Scottish loyalist group Regimental Blues will 'take over duties' at Belfast's Twaddell protest camp
A Scottish group is set to take up a residency at the loyalist protest camp at Twaddell Avenue in north Belfast, it can be revealed.
The Glasgow-based Regimental Blues have published a statement claiming they will be "taking over duties" at the site from Friday.
Describing themselves as supporters of the loyalist community in Scotland, the group said they use various techniques when campaigning, including the internet and the "boots of our regiment on the street".
They hit the headlines earlier this year when they opposed the flying of an Irish tricolour on a Scottish council building and stood against a Bloody Sunday parade in Glasgow.
Now they are coming here to support north Belfast loyalists.
The Twaddell camp was set up in 2013 after three Orange lodges were refused permission for their return parade past the Ardoyne shops along the Crumlin Road on July 12.
Members of the lodges pledged to retain a presence until they were granted permission to stage the final leg.
This led to an outbreak of violent clashes, and a regular police presence has been retained there ever since, with the bill running into millions of pounds.
At the peak of the protest, the cost of policing the area was estimated at £333,000 a month, or around £11,000 a day, by Justice Minister David Ford before activity was scaled back.
The camp was originally manned 24 hours a day and included band parades in the area every evening, but almost three years later there is a much lower level of protest.
A rota of volunteers - including members of the DUP and PUP - maintain the camp.
Activities were scaled back last year when talks got under way to find a resolution to the long-running impasse.
A spokesman for the camp said activity was intentionally reduced to allow space during a "graduated response" initiative.
The spokesman added that after the search for a resolution failed, those at the camp were too disappointed to scale their activities up again.
They also insisted that the number of band parades was cut back after consultation with local residents.
However as the camp approaches its 1,000th day of protest next Thursday, April 7, the arrival of the Regimental Blues is part of an effort to make the campaign's presence felt again.
The Regimental Blues have announced they will bring 24/7 monitoring back to the area for seven days.
The camp spokesman said the organisation offered their services to help out and confirmed it was the first time that another group would take over.
Regimental Blues chairman Kris McGurk said his group would assume control on Friday.
Mr McGurk said the Twaddell camp was "a huge campaign for us and a very important one".

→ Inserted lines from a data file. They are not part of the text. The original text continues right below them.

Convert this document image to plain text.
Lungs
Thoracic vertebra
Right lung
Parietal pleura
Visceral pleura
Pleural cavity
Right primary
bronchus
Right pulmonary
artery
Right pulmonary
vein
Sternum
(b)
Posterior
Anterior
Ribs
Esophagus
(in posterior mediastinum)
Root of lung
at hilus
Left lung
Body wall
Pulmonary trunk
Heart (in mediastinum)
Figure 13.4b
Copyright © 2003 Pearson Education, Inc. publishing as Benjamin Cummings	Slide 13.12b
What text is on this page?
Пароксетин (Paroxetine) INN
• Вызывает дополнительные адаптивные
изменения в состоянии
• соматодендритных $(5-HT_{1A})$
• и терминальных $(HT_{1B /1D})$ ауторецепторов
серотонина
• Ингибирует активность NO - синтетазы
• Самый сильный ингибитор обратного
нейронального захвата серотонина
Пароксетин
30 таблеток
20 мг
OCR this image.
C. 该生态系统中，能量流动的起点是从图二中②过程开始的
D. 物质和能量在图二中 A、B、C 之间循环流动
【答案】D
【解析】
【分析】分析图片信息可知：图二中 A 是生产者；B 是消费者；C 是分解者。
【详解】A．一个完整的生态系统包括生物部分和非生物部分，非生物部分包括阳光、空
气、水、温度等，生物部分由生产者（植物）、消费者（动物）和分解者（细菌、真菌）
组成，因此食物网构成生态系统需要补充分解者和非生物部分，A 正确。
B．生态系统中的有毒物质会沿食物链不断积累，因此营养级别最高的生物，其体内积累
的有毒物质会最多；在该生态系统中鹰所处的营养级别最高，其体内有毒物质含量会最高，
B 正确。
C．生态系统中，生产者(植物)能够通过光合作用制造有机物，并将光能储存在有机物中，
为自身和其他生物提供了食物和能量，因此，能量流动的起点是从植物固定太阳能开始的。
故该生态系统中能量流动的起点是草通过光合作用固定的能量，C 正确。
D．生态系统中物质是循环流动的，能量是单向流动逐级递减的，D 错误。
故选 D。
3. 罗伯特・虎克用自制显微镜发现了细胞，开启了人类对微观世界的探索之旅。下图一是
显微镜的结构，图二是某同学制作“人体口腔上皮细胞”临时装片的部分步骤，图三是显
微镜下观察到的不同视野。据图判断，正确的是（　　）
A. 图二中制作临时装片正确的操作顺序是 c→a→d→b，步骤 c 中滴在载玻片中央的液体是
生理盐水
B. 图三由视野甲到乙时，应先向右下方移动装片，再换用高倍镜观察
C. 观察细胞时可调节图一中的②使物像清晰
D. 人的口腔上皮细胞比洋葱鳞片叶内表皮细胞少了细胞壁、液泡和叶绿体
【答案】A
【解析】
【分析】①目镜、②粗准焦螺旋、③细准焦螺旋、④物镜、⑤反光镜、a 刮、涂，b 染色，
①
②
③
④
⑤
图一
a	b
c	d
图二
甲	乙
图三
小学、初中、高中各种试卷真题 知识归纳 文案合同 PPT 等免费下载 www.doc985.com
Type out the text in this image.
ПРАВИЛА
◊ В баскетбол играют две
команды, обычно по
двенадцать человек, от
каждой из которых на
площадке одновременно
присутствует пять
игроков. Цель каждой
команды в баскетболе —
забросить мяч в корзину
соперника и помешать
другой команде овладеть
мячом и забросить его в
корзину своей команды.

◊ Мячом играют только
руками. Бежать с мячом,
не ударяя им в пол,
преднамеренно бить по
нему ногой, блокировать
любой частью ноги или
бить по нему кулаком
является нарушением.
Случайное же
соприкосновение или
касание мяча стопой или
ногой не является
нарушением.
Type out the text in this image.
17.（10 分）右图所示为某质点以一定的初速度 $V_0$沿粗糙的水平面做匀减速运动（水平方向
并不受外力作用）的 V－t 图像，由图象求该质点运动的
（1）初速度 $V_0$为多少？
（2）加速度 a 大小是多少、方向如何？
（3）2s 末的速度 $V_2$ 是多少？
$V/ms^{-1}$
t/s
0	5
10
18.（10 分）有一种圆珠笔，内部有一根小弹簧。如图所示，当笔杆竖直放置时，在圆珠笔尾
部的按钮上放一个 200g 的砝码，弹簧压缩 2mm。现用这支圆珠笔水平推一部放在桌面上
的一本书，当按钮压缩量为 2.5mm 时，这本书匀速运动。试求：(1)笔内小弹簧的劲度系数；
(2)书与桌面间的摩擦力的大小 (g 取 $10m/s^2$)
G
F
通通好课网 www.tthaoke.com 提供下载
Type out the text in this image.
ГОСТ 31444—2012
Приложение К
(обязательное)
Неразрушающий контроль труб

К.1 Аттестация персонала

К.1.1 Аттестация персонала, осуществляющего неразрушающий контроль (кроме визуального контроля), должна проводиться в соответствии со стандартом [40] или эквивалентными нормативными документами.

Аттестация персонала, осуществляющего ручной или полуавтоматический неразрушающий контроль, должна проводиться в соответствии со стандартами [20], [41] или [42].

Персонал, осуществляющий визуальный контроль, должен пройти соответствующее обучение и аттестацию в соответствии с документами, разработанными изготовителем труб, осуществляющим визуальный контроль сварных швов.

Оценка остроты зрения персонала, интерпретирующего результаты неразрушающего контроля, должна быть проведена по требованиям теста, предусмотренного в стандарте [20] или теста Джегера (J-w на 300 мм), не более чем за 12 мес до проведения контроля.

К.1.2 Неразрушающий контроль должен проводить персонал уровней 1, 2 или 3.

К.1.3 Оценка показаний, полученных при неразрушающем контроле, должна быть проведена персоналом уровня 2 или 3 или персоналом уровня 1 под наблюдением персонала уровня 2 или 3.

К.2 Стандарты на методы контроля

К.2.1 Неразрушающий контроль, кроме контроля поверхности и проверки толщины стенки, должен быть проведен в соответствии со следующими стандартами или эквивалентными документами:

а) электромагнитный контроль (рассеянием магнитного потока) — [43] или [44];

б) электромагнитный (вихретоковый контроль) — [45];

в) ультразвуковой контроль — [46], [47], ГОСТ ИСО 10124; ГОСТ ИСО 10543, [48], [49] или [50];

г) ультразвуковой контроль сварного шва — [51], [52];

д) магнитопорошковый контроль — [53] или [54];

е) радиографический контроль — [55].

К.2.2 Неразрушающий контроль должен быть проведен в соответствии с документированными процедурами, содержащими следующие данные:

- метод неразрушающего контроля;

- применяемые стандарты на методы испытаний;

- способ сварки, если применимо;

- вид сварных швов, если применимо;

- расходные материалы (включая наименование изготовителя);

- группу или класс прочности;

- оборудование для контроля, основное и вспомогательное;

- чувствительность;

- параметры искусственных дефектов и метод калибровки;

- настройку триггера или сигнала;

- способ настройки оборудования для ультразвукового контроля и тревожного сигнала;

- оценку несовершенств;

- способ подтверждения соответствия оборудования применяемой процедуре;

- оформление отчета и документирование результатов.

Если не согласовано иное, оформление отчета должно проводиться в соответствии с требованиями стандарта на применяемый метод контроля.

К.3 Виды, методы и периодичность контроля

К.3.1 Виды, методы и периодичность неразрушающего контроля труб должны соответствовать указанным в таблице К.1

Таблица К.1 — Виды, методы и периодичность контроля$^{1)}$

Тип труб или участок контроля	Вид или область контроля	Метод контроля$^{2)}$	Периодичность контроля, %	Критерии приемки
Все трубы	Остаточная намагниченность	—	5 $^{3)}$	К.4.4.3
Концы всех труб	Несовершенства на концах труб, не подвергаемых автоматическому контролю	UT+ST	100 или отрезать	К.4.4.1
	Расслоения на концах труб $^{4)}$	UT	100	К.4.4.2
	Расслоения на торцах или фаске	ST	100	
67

"There has been a huge amount of time, work and effort put in by our activists and by the camp committee," he added. "My thanks go to all involved.
"There seems to be a stand-off at the moment with no party willing to move.
"For me, this has been a huge contributing reason for putting together this campaign - loyalists in Belfast do not stand alone."
He added this would be the first time that the Regimental Blues have taken their campaigns to Belfast.
The organisation hit the headlines last month for campaigning against a proposal to fly the Irish tricolour at a North Lanarkshire Council building to commemorate the 1916 Easter Rising and against a parade to remember those killed during Bloody Sunday in Londonderry.